Ministry of Federal Affairs and General Administration
- Emblem of Nepal

Ministry of Nepal overview
- Preceding Ministry of Nepal: Ministry of Federal Affairs and Local Development;
- Headquarters: Kathmandu; 27°41′40″N 85°19′32″E﻿ / ﻿27.694344°N 85.325521°E;
- Ministers responsible: Pratibha Rawal; Cabinet minister;
- Ministry of Nepal executive: Rabilal Panth, Secretary;
- Website: mofaga.gov.np

= Ministry of Federal Affairs and General Administration =

Government ministry of Nepal

The Ministry of Federal Affairs and General Administration (सङ्घीय मामिला तथा सामान्य प्रशासन मन्त्रालय), (MoFAGA), is the ministry of Nepal that supervises activities undertaken by the local governments in Nepal. It also regulates and manages the civil service.

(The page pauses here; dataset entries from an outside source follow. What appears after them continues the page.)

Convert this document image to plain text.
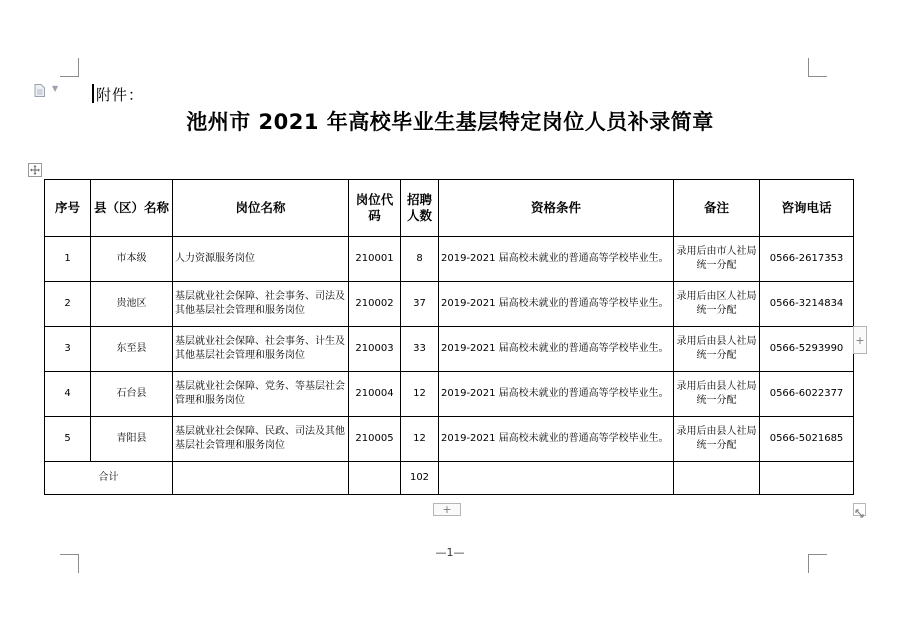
▼	附件：
池州市 2021 年高校毕业生基层特定岗位人员补录简章
序号	县（区）名称	岗位名称	岗位代码	招聘人数	资格条件	备注	咨询电话
1	市本级	人力资源服务岗位	210001	8	2019-2021 届高校未就业的普通高等学校毕业生。	录用后由市人社局统一分配	0566-2617353
2	贵池区	基层就业社会保障、社会事务、司法及其他基层社会管理和服务岗位	210002	37	2019-2021 届高校未就业的普通高等学校毕业生。	录用后由区人社局统一分配	0566-3214834
3	东至县	基层就业社会保障、社会事务、计生及其他基层社会管理和服务岗位	210003	33	2019-2021 届高校未就业的普通高等学校毕业生。	录用后由县人社局统一分配	0566-5293990
4	石台县	基层就业社会保障、党务、等基层社会管理和服务岗位	210004	12	2019-2021 届高校未就业的普通高等学校毕业生。	录用后由县人社局统一分配	0566-6022377
5	青阳县	基层就业社会保障、民政、司法及其他基层社会管理和服务岗位	210005	12	2019-2021 届高校未就业的普通高等学校毕业生。	录用后由县人社局统一分配	0566-5021685
合计				102			
+
+
—1—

MoFAGA is the only ministry with direct linkage with the country's municipalities, rural municipalities and provinces. It also plays a direct role in implementing various eServices in the local governments.

==Background==
- In 1972, Local Development Department (स्थानीय विकास विभाग) under then Home affairs and Panchayat Ministry (गृह एवं पञ्चायत मन्त्रालय) was established.
- In 1982, Local Development Department separately established as Local Development Ministry (स्थानीय विकास मन्त्रालय).
- In 2008, Nepal abolished its monarchy and owned Federalism thus "Federal Affairs" added to "Local Development Ministry".

==Divisional Branches==
Ministry has seven divisions, namely
- Federal Affairs Division
- General Administration Division
- Self Governance Division
- Monitoring and Evaluation Division
- Planning and Foreign Aid Co-ordination Division
- Municipality and Environment Management Division and
- Infrastructure Development Division.

==Objectives==
The ministry is responsible for enhancing the access of socially and economically disadvantaged groups, region and community to government services. It is particularly responsible for empowering women, dalits, indigenous peoples, Madheshi, Muslims, disabled and ultra-poor people.